In March 1940, independent film producer Lester Cowan purchased the screen rights to "Babylon Revisited" for $1,000. Known for producing the 1940 film My Little Chickadee starring W.C. Fields and Mae West, Cowan planned to develop the film with Harry Cohn's Columbia Studios. Cowan hired F. Scott Fitzgerald to adapt the work at $500 per week, ultimately paying the struggling author a total of $5,000. Although this weekly salary fell well below Fitzgerald's usual studio rate, Cowan promised him a bonus if the film reached production.

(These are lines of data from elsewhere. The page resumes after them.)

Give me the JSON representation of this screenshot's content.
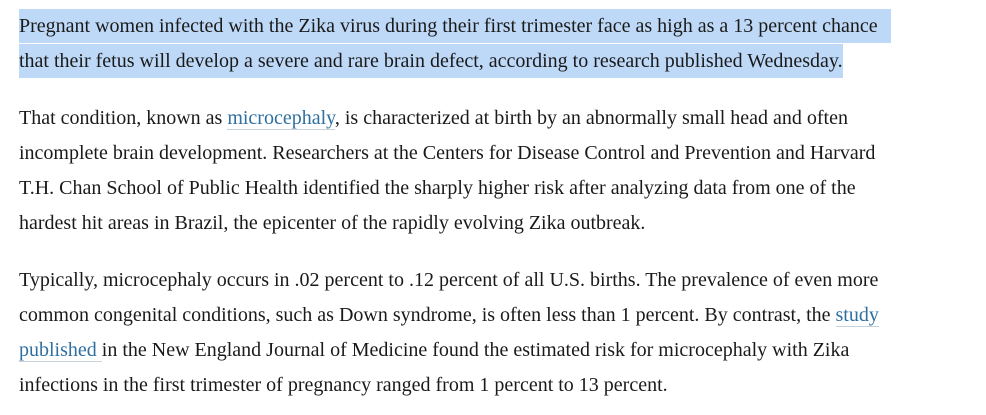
{
  "colors": {
    "page_bg": "#ffffff",
    "text": "#1a1a1a",
    "selection_highlight": "#BED9F7",
    "link": "#2F6FA0",
    "link_underline": "#C9D2DA"
  },
  "article": {
    "paragraphs": [
      {
        "name": "lede-paragraph",
        "selected": true,
        "lines": [
          {
            "segments": [
              {
                "type": "text",
                "text": "Pregnant women infected with the Zika virus during their first trimester face as high as a 13 percent chance"
              }
            ]
          },
          {
            "segments": [
              {
                "type": "text",
                "text": "that their fetus will develop a severe and rare brain defect, according to research published Wednesday."
              }
            ]
          }
        ]
      },
      {
        "name": "microcephaly-paragraph",
        "selected": false,
        "lines": [
          {
            "segments": [
              {
                "type": "text",
                "text": "That condition, known as "
              },
              {
                "type": "link",
                "name": "microcephaly-link",
                "text": "microcephaly"
              },
              {
                "type": "text",
                "text": ", is characterized at birth by an abnormally small head and often"
              }
            ]
          },
          {
            "segments": [
              {
                "type": "text",
                "text": "incomplete brain development. Researchers at the Centers for Disease Control and Prevention and Harvard"
              }
            ]
          },
          {
            "segments": [
              {
                "type": "text",
                "text": "T.H. Chan School of Public Health identified the sharply higher risk after analyzing data from one of the"
              }
            ]
          },
          {
            "segments": [
              {
                "type": "text",
                "text": "hardest hit areas in Brazil, the epicenter of the rapidly evolving Zika outbreak."
              }
            ]
          }
        ]
      },
      {
        "name": "prevalence-paragraph",
        "selected": false,
        "lines": [
          {
            "segments": [
              {
                "type": "text",
                "text": "Typically, microcephaly occurs in .02 percent to .12 percent of all U.S. births. The prevalence of even more"
              }
            ]
          },
          {
            "segments": [
              {
                "type": "text",
                "text": "common congenital conditions, such as Down syndrome, is often less than 1 percent. By contrast, the "
              },
              {
                "type": "link",
                "name": "study-published-link",
                "text": "study"
              }
            ]
          },
          {
            "segments": [
              {
                "type": "link",
                "name": "study-published-link",
                "text": "published "
              },
              {
                "type": "text",
                "text": "in the New England Journal of Medicine found the estimated risk for microcephaly with Zika"
              }
            ]
          },
          {
            "segments": [
              {
                "type": "text",
                "text": "infections in the first trimester of pregnancy ranged from 1 percent to 13 percent."
              }
            ]
          }
        ]
      }
    ]
  }
}
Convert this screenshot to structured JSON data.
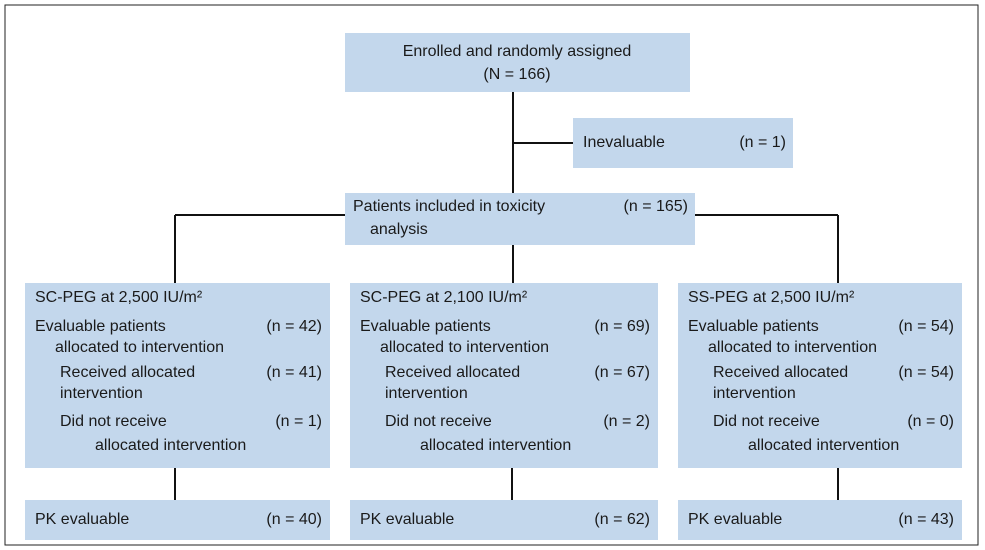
{
  "enrolled": {
    "lines": [
      "Enrolled and randomly assigned",
      "(N = 166)"
    ]
  },
  "excluded": {
    "label": "Inevaluable",
    "count": "(n = 1)"
  },
  "toxicity": {
    "lines": [
      "Patients included in toxicity",
      "analysis"
    ],
    "count": "(n = 165)"
  },
  "arms": [
    {
      "title": "SC-PEG at 2,500 IU/m²",
      "rows": [
        {
          "lines": [
            "Evaluable patients",
            "allocated to intervention"
          ],
          "count": "(n = 42)"
        },
        {
          "lines": [
            "Received allocated",
            "intervention"
          ],
          "count": "(n = 41)"
        },
        {
          "lines": [
            "Did not receive",
            "allocated intervention"
          ],
          "count": "(n = 1)"
        }
      ],
      "pk": {
        "label": "PK evaluable",
        "count": "(n = 40)"
      }
    },
    {
      "title": "SC-PEG at 2,100 IU/m²",
      "rows": [
        {
          "lines": [
            "Evaluable patients",
            "allocated to intervention"
          ],
          "count": "(n = 69)"
        },
        {
          "lines": [
            "Received allocated",
            "intervention"
          ],
          "count": "(n = 67)"
        },
        {
          "lines": [
            "Did not receive",
            "allocated intervention"
          ],
          "count": "(n = 2)"
        }
      ],
      "pk": {
        "label": "PK evaluable",
        "count": "(n = 62)"
      }
    },
    {
      "title": "SS-PEG at 2,500 IU/m²",
      "rows": [
        {
          "lines": [
            "Evaluable patients",
            "allocated to intervention"
          ],
          "count": "(n = 54)"
        },
        {
          "lines": [
            "Received allocated",
            "intervention"
          ],
          "count": "(n = 54)"
        },
        {
          "lines": [
            "Did not receive",
            "allocated intervention"
          ],
          "count": "(n = 0)"
        }
      ],
      "pk": {
        "label": "PK evaluable",
        "count": "(n = 43)"
      }
    }
  ]
}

Although initially wary of Cowan, Fitzgerald soon grew comfortable working with him, believing the producer respected his craft. Despite the lower pay, Fitzgerald devoted himself to the project, appreciating the chance to adapt one of his finest stories without outside interference. By August 1940, he completed his second draft, titled Cosmopolitan, and included an author's note warning that, like Rebecca or The Shop Around the Corner, the story should have no moral lessons whatsoever, leaving viewers to draw their own conclusions about the perils of excess in the Jazz Age.

After the author's death in December 1940, Fitzgerald's screenplay adaptation of "Babylon Revisited" failed to be produced, and Lester Cowan sold the screen rights to Metro-Goldwyn-Mayer. Fourteen years later, following the revival of Fitzgerald's popularity as an author, MGM hired Philip G. Epstein, Julius J. Epstein, and Richard Brooks to adapt the story for the 1954 film The Last Time I Saw Paris. Starring Van Johnson as Charles and Elizabeth Taylor as Helen, the setting was changed to post-World War II Paris and the main character of Charles turned into an aspiring novelist.